Enfin, l’opération pilote de maîtrise de la demande d’électricité de Taibeh a permis d’identifier les modes de comportements des familles par rapport aux usages spécifiques de l’électricité, et des interactions entre la consommation d’électricité et d’autre types d’infrastructures. A titre d’exemple il a été constaté que lors des mois les plus chauds de l’année, pendant la période scolaire (en mai, juin, fin août et début septembre), les écoliers emportent dans leur sac des bouteilles d’eau congelée du fait qu’il n’y a pas d’eau pour se désaltérer à l’école.

Le soir ces bouteilles sont remplies d’eau et mises dans le compartiment congélation du réfrigérateur pour le lendemain. On a pu mesurer les consommations électriques importantes qu’engendre ce type d’usage lié au manque de réseau d’eau potable. En effet, le village n’a pas la possibilité d’exploiter les ressources naturelles d’eau existantes. De ce fait chaque jour des camions citernes apportent depuis Jenin, situé à plus de 30 km, l’eau nécessaire aux besoins des familles.

Pourtant, à quelques dizaines de mètres de profondeur une nappe phréatique pourrait être exploitée, mais pour cela il faudrait obtenir l’autorisation de l’administration israélienne.

Au final, ce projet démontre qu’en matière de matière de maitrise de la consommation d’électricité, il est fondamental de partir des besoins des populations afin d’agir sur les usages les plus important. Ce projet est aussi l’illustration du fait que la maîtrise de la demande d’électricité est rentable et que ce qu’il manque le plus souvent est la volonté politique ou, comme ici, la stabilité géopolitique.

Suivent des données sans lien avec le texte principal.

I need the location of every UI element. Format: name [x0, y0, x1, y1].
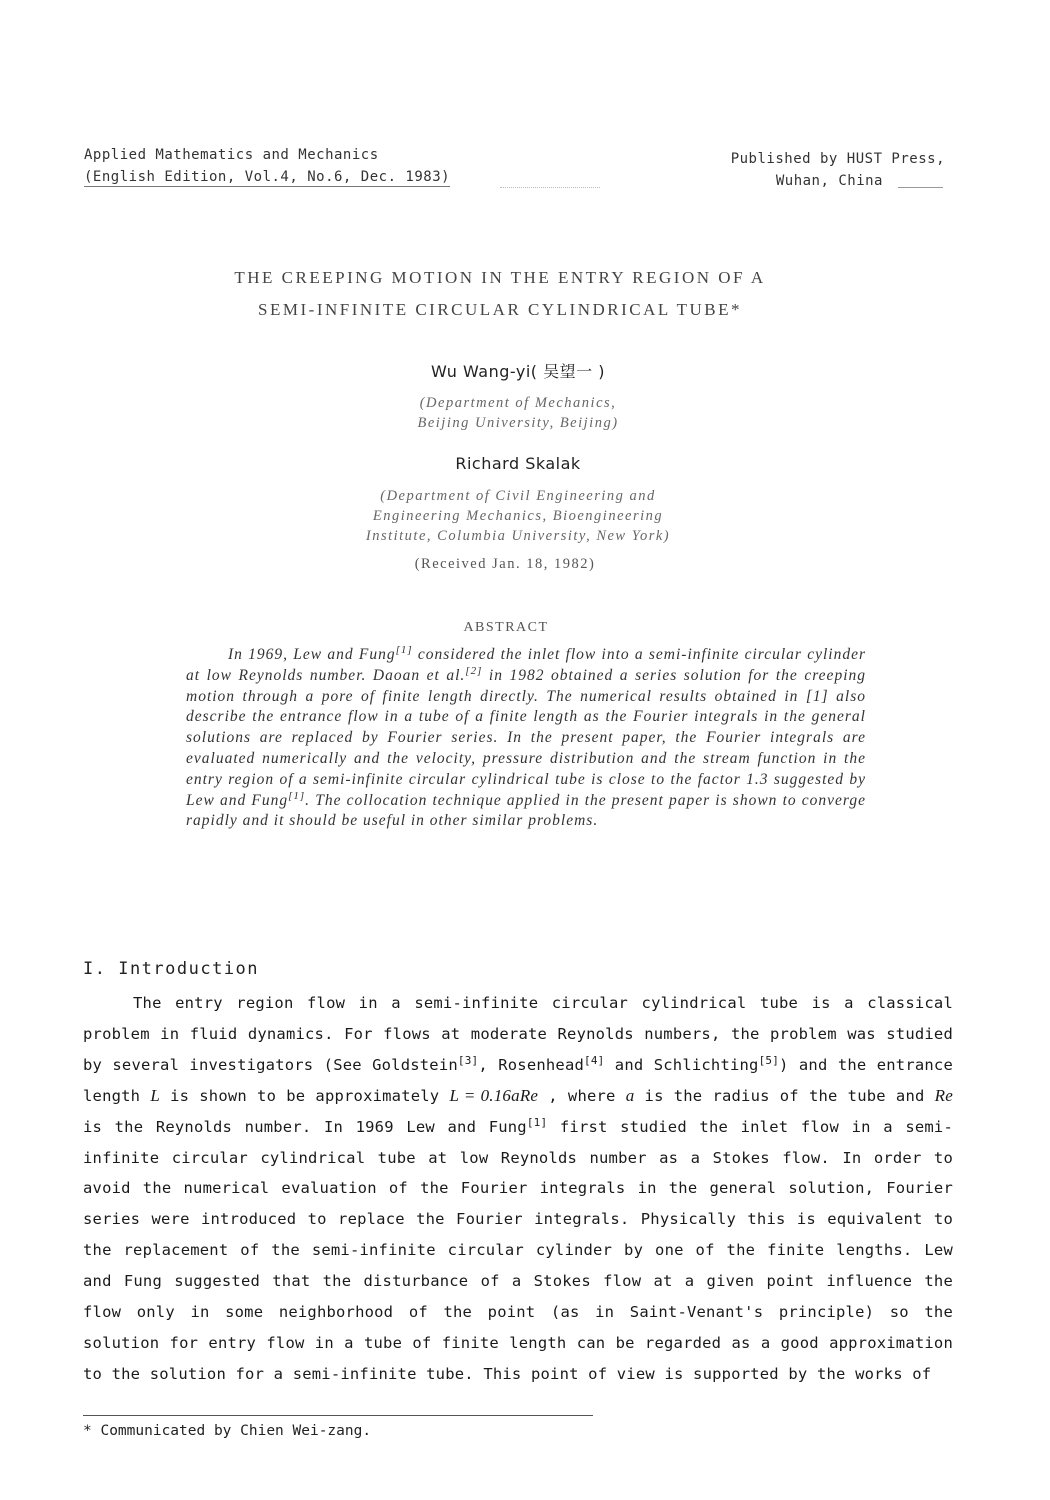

En effet, en raison du début de la seconde Intifada en septembre 2000, le projet a dû être arrêté. L’évaluation et la construction de l’usine n’ont pas pu être menées et nous ne disposons pas d’informations sur le nombre de réfrigérateurs effectivement remplacés à l’issu de cette opération

1 Le PEC a été créé en décembre 1993 dans le cadre d’un accord de coopération entre l’autorité palestinienne et la direction générale de l’énergie de la Commission Européenne et avec le soutien technique d’ICE.

2 Les travaux d’études et la méthodologie de travail du programme de MDE de Taibeh ont été réalisés par Denis Chamonin, en étroite collaboration technique avec Messieurs Bernard Cornut de l’ADEME, Nabeel Deeb Tinan du PEC et Mohamed Khamis de l’association de village de Taibeh.

3 Les différents coûts présentés dans cet article (montant des factures, coût du kWh, prix des réfrigérateurs) n’ont pas été actualisés. Il s’agit donc des prix constatés pendant l’opération pilote, de 1996 à 1998

4 Pour réaliser ces mesures le PEC a été doté, sur financement de l’ADEME, de 5 enregistreurs EMU MEMO de marque EXTEL et d’un logiciel de traitement.

5 Il s’agit ici de la classe C en vigueur au moment des mesures. Les classes énergétiques européennes des réfrigérateurs ont été réformées depuis.

To go further

Pendant l’opération pilote un lot de 200 lampes à basse consommation de 15 Watts, don de la société Philips éclairage, a été installé chez les ménages et l’extension du réseau d’éclairage public (25 nouveaux points lumineux) a été réalisée avec des luminaires de fabrication israélienne équipés de lampes basse consommation de 20 Watts financée sur fonds propres de l’association de village.